Out in the rural expanses of Wyoming are brothers Hazel (Charlie Stover) and Jodie (Skyler Peters), with their friend Alice (Phoebe Ferro), who together form the Three Immortal Reptiles.

They have just secured the latest gaming console, through nefarious means, and are about to bed down for a proper gaming session, as kids do.

But wait, there’s a problem: their mom has put a password protection on the TV, and they can’t break the code. They go to her bedroom, where she’s suffering with a cold, and beg her for the code. She agrees a certain time they can play for if they go to the local bakery, and pick her up a blueberry pie. They agree, and set off on their motor bikes.

Turns out they’re all out of pie, and the baker is off today. Not letting that get in the way of their gaming, so they decide to go to the baker’s house and see if she will make them a pie.

But it doesn’t turn out that way, and their day continues with the kind of quest that would tire even Link out.

boom reviews Riddle of Fire
I'm not sure we thought this through - how do we get down?!

There’s no doubt that Weston Razooli’s directorial debut, that he also wrote, has a certain undeniable charm, but the acting is cringing. It may be deliberate, but none of the cast, either young or adult, appear to have even walked within ten miles of an acting class, nevermind attend one.

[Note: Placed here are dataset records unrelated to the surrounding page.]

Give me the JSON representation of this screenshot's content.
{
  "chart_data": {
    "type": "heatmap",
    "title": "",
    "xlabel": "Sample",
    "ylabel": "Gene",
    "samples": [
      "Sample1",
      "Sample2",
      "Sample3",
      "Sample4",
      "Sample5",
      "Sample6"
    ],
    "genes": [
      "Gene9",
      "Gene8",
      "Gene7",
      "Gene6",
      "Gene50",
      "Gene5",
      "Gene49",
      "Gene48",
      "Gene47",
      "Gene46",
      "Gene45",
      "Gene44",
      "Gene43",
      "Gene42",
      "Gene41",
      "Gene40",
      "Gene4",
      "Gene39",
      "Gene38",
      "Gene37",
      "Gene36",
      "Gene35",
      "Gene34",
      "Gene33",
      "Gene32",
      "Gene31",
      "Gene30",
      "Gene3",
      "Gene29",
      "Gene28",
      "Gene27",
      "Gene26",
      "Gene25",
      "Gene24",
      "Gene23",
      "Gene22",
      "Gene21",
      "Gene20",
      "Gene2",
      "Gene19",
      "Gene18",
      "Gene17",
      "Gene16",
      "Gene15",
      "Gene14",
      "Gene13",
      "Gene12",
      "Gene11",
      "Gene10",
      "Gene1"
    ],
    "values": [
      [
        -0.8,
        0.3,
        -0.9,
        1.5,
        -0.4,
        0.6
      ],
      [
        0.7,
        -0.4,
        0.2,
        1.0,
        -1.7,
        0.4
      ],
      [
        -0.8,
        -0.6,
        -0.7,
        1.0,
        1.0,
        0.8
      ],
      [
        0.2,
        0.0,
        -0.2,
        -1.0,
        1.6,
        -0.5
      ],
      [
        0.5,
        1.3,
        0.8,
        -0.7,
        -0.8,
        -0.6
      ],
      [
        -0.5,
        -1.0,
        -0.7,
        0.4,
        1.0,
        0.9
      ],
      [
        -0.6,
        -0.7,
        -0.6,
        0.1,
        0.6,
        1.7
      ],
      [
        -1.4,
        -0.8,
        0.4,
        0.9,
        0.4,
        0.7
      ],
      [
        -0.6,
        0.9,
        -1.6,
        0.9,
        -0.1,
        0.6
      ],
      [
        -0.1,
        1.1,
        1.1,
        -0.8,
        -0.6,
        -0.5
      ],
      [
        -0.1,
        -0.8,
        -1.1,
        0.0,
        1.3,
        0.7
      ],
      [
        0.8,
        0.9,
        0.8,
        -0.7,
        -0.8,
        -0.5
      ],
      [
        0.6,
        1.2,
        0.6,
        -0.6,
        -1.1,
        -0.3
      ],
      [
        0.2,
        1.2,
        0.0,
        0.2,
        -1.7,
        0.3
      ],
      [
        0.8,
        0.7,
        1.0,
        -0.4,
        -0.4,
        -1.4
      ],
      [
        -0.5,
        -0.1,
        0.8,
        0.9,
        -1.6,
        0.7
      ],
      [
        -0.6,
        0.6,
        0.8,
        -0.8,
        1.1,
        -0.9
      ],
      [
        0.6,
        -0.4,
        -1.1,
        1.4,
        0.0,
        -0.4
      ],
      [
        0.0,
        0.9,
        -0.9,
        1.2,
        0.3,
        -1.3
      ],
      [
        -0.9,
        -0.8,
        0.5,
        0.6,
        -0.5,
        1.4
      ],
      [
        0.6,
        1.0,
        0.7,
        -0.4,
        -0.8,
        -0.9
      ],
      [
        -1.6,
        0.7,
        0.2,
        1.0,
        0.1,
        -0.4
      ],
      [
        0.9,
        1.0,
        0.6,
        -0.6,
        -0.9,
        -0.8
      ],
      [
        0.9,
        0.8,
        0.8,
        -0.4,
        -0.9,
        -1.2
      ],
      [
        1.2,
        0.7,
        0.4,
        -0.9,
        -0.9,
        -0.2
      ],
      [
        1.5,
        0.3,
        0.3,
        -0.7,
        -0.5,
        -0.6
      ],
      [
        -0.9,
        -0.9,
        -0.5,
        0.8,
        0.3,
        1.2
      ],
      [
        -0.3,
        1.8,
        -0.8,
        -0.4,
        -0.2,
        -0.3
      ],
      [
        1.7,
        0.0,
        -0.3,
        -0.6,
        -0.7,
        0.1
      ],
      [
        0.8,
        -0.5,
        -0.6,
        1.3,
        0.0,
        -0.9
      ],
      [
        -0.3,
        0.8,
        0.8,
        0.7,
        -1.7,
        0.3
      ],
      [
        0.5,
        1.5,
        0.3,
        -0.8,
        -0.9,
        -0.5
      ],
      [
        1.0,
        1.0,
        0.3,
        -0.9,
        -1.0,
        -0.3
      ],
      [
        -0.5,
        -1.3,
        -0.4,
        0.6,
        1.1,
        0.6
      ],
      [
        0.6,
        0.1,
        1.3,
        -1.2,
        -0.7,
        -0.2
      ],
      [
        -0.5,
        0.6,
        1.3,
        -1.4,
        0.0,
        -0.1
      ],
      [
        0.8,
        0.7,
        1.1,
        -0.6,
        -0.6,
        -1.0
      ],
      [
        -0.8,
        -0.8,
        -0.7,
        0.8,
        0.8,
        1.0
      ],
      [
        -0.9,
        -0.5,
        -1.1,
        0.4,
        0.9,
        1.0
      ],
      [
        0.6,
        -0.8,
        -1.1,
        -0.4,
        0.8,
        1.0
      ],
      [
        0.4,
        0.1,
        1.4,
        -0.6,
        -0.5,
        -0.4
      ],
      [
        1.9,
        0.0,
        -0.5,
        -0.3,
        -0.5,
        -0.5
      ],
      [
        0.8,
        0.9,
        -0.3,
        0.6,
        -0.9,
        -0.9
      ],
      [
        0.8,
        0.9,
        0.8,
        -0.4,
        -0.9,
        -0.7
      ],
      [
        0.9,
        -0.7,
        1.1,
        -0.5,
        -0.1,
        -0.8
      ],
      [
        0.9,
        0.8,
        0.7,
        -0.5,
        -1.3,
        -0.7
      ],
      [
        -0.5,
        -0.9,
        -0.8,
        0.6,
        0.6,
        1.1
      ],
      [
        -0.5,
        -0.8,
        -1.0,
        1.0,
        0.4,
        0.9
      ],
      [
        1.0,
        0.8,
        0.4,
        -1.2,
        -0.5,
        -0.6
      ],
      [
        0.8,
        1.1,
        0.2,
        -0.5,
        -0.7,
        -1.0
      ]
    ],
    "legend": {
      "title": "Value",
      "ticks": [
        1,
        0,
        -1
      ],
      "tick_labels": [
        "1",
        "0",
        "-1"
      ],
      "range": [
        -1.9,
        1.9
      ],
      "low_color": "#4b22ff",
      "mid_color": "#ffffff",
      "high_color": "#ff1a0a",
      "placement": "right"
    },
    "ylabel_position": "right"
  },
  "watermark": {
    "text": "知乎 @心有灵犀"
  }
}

It’s clearly an allegory for children having adventures away from screens, and life can be just as exciting as a video game, which is all very admirable, but kind of ironic if your audience is constantly monitoring their own screens, as the tedium on screen continues.

It’s the kind of idea that would have worked perfectly well as a short, but a full feature at nearly two hours in length is just absurd.

There’s a hint of Stand By Me within the fantasy milieu, as they have an adventure in the woods, but the quality of acting is substantially night and day.

It doesn’t help that the plot is also all too vague, giving no reason as to the fantasy element, or indeed even making the most of it.

And although all the children involved have no concept of acting whatsoever, their endeavours are still endearing, in much the same way as watching your own child fail miserably in the school play, but still supporting their effort and energy.

A charming concept then that quickly wears thin very soon after it starts, making for the kind of riddle that makes no kind of sense at all.